PERMEABILITY EXPERIMENT – Transport Phenomena Lab

Permeability $K$ is an indication of the ability to allow fluid (gases, liquids, and supercritical fluids) flow path through porous material, described by Darcy’s Law per

$\vec{u}=-\frac{K}{\mu} \nabla p$

where $\vec{u}$ , $\nabla p$ , and ${\mu}$ is the flow velocity, pressure gradient vector, and viscosity, respectively. Permeability is usually considered as a constant depend only on porous bodies geometrical feature. However, nanoporous aerogel do not exhibit this behavior, as its flow regime is characterized by the Knudsen number (Kn = mean-free path of fluid molecules / pore size of aerogel). Most permeability data in literatures are measured at ambient conditions using air or water, thus not useful for supercritical fluids.

Flow regime and velocity profile of flow in aerogel pores. $u$ , $u_\mathrm{wall}$ , and $L_{c}$ are the velocity, wall velocity, and the characteristic pore diameter, respectively. a) continuous flow. b) slip flow. c) transitional regime. d) free-molecular flow(Kndsun diffusion)

We developed an experimental apparatus that can measure the permeability of aerogel at both ambient and supercritical conditions, using two redundant methods.

Photo of the permeability measurement apparatus

The permeability of aerogel is measured by two independent methods using the experimental apparatus shown above.
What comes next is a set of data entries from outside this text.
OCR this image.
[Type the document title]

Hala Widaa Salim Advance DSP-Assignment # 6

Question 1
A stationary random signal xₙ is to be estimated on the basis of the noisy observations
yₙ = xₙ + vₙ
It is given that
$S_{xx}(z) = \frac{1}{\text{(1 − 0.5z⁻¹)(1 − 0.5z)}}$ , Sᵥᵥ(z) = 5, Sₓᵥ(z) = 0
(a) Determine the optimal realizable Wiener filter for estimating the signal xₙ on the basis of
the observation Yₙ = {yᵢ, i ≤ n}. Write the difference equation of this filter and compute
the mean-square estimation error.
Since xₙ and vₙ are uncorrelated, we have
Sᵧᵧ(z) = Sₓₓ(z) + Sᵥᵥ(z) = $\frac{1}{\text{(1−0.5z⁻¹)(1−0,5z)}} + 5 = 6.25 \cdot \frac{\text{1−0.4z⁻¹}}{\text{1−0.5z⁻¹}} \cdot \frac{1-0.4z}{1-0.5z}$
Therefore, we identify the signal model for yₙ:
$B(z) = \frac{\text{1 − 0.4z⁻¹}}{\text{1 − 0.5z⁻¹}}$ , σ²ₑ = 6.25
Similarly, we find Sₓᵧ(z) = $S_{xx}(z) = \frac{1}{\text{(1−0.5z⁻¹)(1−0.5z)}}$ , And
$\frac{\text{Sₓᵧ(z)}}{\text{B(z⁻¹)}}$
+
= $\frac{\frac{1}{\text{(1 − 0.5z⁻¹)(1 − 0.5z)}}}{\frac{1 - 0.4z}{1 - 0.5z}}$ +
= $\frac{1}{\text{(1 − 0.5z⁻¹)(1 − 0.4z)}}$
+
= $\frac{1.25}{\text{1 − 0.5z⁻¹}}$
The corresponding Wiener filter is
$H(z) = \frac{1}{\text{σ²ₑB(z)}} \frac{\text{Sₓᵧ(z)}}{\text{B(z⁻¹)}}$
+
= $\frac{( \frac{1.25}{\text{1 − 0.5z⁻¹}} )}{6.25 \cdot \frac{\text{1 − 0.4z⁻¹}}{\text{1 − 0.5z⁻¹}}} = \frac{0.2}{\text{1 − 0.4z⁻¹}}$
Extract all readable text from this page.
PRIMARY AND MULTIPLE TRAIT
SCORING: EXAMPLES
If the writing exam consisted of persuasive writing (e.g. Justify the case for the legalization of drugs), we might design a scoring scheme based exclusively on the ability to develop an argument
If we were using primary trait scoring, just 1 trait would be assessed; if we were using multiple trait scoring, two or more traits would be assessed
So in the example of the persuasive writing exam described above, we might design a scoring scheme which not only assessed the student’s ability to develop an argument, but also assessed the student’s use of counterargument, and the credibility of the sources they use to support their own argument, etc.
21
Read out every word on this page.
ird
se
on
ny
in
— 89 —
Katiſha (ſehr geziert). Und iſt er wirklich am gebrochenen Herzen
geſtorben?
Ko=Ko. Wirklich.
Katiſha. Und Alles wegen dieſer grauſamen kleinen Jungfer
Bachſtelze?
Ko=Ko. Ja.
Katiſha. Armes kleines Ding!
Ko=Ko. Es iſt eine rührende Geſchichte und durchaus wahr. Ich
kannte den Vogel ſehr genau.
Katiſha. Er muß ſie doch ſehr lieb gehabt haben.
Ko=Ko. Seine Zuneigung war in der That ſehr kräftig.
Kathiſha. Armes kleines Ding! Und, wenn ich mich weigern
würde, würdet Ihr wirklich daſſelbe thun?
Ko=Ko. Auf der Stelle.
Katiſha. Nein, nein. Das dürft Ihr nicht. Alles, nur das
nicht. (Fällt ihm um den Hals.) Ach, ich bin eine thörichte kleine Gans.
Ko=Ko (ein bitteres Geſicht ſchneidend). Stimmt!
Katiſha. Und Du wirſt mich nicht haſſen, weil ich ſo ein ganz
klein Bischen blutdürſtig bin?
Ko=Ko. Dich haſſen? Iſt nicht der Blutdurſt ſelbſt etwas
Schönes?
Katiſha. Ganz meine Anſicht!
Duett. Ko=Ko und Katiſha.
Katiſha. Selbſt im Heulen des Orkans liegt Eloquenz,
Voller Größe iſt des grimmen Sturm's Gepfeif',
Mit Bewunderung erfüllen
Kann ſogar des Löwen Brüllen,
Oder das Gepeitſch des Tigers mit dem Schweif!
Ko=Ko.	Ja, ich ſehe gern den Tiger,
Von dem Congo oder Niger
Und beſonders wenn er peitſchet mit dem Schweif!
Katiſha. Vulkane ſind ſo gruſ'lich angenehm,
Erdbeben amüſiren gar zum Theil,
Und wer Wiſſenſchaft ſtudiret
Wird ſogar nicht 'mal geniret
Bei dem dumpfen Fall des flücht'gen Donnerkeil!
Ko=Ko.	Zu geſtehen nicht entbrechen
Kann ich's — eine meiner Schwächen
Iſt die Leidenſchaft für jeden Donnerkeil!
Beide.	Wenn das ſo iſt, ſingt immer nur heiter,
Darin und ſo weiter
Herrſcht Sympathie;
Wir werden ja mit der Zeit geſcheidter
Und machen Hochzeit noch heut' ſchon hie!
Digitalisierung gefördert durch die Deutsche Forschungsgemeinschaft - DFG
First, it’s measured by a direct method where the fluid is pumped directly through the aerogel and the permeability of the aerogel can be extracted from the measured pressure drop across and the flow rate through it.

Secondly, it’s measured by an inverse method where the permeability is inferred from the relaxation time of the pressure reading for a step increase of pressure, inside a vessel with a sudden decreased volume.

Direct Method

compute permeability using Darcy’s law for 1-D steady flow per

$K = \frac{{\mu QL}}{{{A_{\text{c}}}\Delta P}}$